I recently took an unusual business course. While the course did look at how to go about creating mission statements, setting up business strategies and focusing on the financial aspects of how to run one’s business, the attitude was one of servanthood and service.

In running a business, the typical mindset is that in order to be successful in business, one had to be mindful of the “ways of the world”. This course, however, focused on the fact that God was the owner of one’s business! The approach to the business was to be one of a steward and to run the business according to God’s rules.

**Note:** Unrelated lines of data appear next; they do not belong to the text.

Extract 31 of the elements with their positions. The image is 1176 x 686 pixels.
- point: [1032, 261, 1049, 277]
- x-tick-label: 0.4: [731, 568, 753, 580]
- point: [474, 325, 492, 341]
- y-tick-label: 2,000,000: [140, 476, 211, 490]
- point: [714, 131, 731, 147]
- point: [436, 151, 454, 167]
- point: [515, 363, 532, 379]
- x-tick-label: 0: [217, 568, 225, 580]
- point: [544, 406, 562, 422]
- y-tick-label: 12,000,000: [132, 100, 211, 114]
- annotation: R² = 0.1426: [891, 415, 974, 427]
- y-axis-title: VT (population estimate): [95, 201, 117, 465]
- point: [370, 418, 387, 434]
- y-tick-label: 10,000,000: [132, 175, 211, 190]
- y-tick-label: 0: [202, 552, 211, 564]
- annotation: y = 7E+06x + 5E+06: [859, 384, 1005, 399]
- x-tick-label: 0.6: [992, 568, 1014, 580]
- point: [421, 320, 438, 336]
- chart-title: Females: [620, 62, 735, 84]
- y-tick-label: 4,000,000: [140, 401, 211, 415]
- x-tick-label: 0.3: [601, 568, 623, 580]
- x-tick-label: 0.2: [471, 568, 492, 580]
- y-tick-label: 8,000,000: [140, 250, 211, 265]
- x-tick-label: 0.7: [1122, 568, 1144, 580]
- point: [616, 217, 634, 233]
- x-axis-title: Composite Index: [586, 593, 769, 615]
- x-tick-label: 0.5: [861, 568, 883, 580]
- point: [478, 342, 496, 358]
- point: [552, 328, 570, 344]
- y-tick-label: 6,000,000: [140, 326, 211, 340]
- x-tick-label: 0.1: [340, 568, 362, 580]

I found this approach very exciting, while at the same time extremely challenging. Depending on which industry one was in, it could mean that one had to step away from practices which were “acceptable” (for instance in how we behave in our “dog-eat-dog world”), but were unacceptable according to the teachings of the Bible! In my mind, I was rebelling, thinking of how difficult it is to succeed if we didn’t do what our competitors did!

And yet, by remembering that we are stewards, and by submitting to our God and master, we learn to trust in Him totally. Whatever successes we have will be His successes and whatever challenges we face needs to be lifted up to Him. We learn not to be arrogant, and learn to truly be His servants.

In following God’s ways, we will always be mindful of the fact that He leads us, and that we would never be greater than our God. Freedom and happiness would be ours to have!

(Today’s Oxygen by Paul Wee)

Prayer – Father God, we pray that we will learn to totally submit to You. Help us to be led by You totally in all aspects of our lives; in our businesses, our relationships with others and in ALL aspects of our earthly lives. Give us a servant heart oh God!

Thanksgiving – Thank you God for all that You have given us materially and spiritually. Thank you for being in our lives and allowing us to be Your representatives here in the world.